Très émouvant, il y a des circonstances de la vie qui guident vos pas ou vous tracent le chemin vers une carrière. Celle-là dans laquelle l’auteure s’est retrouvée est à couper le souffle et inspirante à la fois.
May day May day May day voici enfin le mystère elucidé. En un mot « mayday » signifirait ,corrigez -moi si je me trompe, « à l’aide ». Merci une fois encore d’avoir elargi mon champ lexical.
Juste un ddm, si dans la panique , et ayant pour premier reflexe de consulter Google , et que l’ on saisissait » mayday, mayday » , qu aurait-on comme response?
Je découvre un peu tard cet article dont j’ai entendu parler depuis quelques mois.

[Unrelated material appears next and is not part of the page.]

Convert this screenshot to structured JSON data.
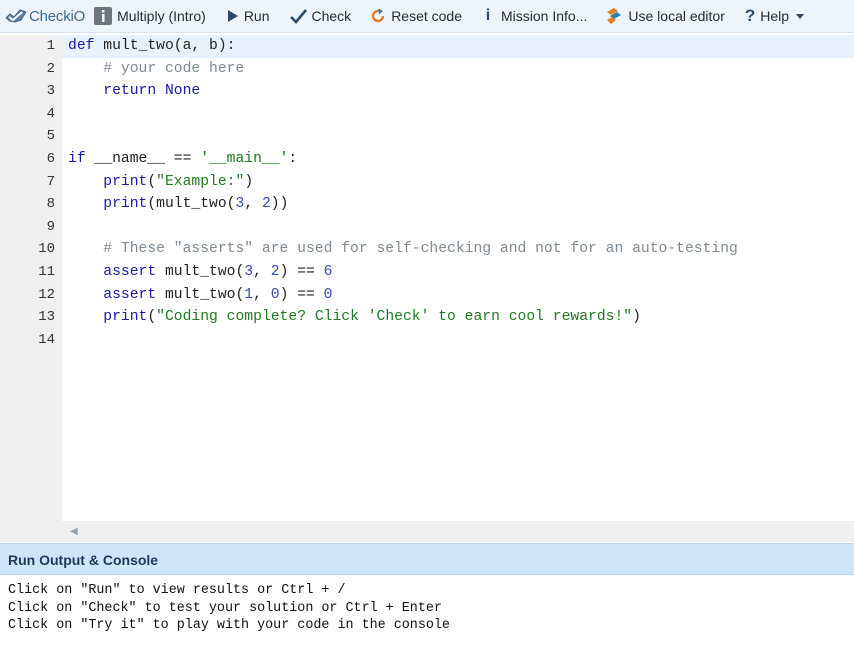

Je confirme que Nina, en plus de ses talents extraordinaires d’interprète, est douée pour l’écriture. Nous nous en étions déja aperçus lors de son mandat en tant que Membre du Conseil de l’AIIC puis Secrétaire Régionale pour l’Afrique. Je voudrais aussi évoquer son obsession pour la formation des interprètes de la prochaine génération, son sens du partage, de l’amitié, de la responsabilité, de la reconnaissance et des valeurs. J’espère ne pas trahir un secret en mentionnant sa passion pour les croisières outre-Atlantique et dans les Caraibes et son désir de communiquer cette joie de vivre à travers les frontières et au delà des cultures.
i presume the article talks about the falsies that you apply on daily. I find the really damaging types are the ones you go to the salon to glue on. I tried that once and found my real eyelashes falling out with the stick ons after 2 weeks. I was devastated. so a word of caution for ladies out there.
Great, thanks for sharing this blog.Thanks Again.
Thank you indeed for sharing this experience with us.
I’ve fell down speechless as far as I finish reading this article.